I’m done with this guy. I just can’t take it anymore. Thank God it’s Friday.
The case for normalizing impeachment (VOX)
Trump veers past guardrails, feeling impervious to the uproar he causes (Washington Post)
I’ve said this many times before. Our “chief executive” is unfit. Period. When you have an unfit CEO, what do you do? You fire him. Money quote: “Having long trafficked in conspiracy theories — his political rise was fueled by his role as one of the nation’s leading champions of the false claim that President Barack Obama was not born in the United States — Trump continues as president to promote falsehoods and reject facts.” Is this really the person we want representing us?

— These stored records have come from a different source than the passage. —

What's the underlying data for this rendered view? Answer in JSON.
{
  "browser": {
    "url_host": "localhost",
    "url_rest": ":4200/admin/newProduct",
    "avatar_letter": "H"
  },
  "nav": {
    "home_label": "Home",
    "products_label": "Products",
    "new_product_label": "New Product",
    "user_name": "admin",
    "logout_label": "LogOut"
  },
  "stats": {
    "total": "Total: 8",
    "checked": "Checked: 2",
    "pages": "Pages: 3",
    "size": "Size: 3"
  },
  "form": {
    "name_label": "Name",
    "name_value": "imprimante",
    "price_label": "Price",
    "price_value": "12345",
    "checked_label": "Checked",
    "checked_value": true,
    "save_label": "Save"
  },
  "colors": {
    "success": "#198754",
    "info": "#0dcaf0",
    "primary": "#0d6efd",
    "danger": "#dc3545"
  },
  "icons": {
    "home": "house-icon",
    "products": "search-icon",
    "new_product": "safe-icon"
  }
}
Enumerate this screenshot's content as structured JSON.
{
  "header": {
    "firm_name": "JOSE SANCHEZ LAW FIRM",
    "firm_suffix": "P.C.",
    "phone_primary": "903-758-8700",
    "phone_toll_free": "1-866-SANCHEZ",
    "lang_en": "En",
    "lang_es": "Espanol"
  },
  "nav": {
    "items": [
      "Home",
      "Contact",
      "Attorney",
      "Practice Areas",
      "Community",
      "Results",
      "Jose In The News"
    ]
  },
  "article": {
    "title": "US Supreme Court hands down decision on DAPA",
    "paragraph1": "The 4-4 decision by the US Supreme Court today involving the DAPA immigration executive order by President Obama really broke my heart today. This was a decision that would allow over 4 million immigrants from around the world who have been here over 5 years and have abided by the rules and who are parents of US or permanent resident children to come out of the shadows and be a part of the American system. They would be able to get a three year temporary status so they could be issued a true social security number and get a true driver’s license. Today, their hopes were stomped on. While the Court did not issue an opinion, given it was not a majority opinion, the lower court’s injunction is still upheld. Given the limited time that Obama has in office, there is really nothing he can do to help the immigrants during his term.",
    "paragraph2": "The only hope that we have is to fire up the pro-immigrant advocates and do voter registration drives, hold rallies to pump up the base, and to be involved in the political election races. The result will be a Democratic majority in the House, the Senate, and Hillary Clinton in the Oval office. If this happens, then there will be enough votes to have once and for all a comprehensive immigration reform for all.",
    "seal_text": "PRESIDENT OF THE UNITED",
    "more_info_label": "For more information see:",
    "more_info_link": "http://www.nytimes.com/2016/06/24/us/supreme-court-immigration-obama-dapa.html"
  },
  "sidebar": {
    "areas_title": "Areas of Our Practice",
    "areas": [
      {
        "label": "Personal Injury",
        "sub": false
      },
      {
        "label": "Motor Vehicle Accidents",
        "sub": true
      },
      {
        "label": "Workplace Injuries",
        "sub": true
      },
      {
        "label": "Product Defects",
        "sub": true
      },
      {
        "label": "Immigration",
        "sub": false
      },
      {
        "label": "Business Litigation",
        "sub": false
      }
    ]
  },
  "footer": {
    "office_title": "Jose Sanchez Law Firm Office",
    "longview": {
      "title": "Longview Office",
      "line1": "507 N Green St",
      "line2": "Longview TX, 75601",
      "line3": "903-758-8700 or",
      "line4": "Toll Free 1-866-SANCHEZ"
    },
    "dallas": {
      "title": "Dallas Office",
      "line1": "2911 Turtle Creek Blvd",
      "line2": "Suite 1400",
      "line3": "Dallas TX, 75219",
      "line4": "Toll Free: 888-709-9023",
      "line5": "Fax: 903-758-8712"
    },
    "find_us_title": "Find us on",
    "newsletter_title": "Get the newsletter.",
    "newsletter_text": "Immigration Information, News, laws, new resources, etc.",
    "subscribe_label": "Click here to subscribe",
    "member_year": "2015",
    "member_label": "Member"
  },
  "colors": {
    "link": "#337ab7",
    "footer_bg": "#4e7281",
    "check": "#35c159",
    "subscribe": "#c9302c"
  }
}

Really?
Trump's Tax Promises Undercut by CEO Plans to Help Investors (Bloomberg)
This tax plan is a bald expression of old school capitalist practice, which means extracting all possible gains and putting them in the pockets of wealthy shareholders (and not working families). Money quote: “Robert Bradway, chief executive of Amgen Inc., said in an Oct. 25 earnings call that the company has been “actively returning capital in the form of growing dividend and buyback and I’d expect us to continue that.” Executives including Coca-Cola CEO James Quincey, Pfizer Chief Financial Officer Frank D’Amelio and Cisco CFO Kelly Kramer have recently made similar statements.”
It Started as a Tax Cut. Now It Could Change American Life (New York Times)
And just in case you’re wondering who really benefits from this tax bill, here’s a reminder. Money quote: “When you put all these pieces together, what you’re left with is we are squandering a giant sum of money,” said Edward D. Kleinbard, a former chief of staff at the Congressional Joint Committee on Taxation who teaches law at the University of Southern California. “It’s not aimed at growth. It is not aimed at the middle class. It is at every turn carefully engineered to deliver a kiss to the donor class.”
Opinion | A Simple Fix for Our Massive Inequality Proble (New York Times)
Now here’s an idea worth thinking about. It’d be a massive shift, but … this is the kind of out-of-the-box thinking we really need. Money quote: “There’s a tried and tested way, within the system we have now, of giving everyone a share in the investment returns now hoarded by the wealthy. It’s called a social wealth fund, a pool of investment assets in some ways like the giant index or mutual funds already popular with retirement savings accounts or pension funds, but one owned collectively by society as a whole. One that paid dividends not to the few, or even just to the shrinking middle class lucky enough to have their savings invested, but to everyone.”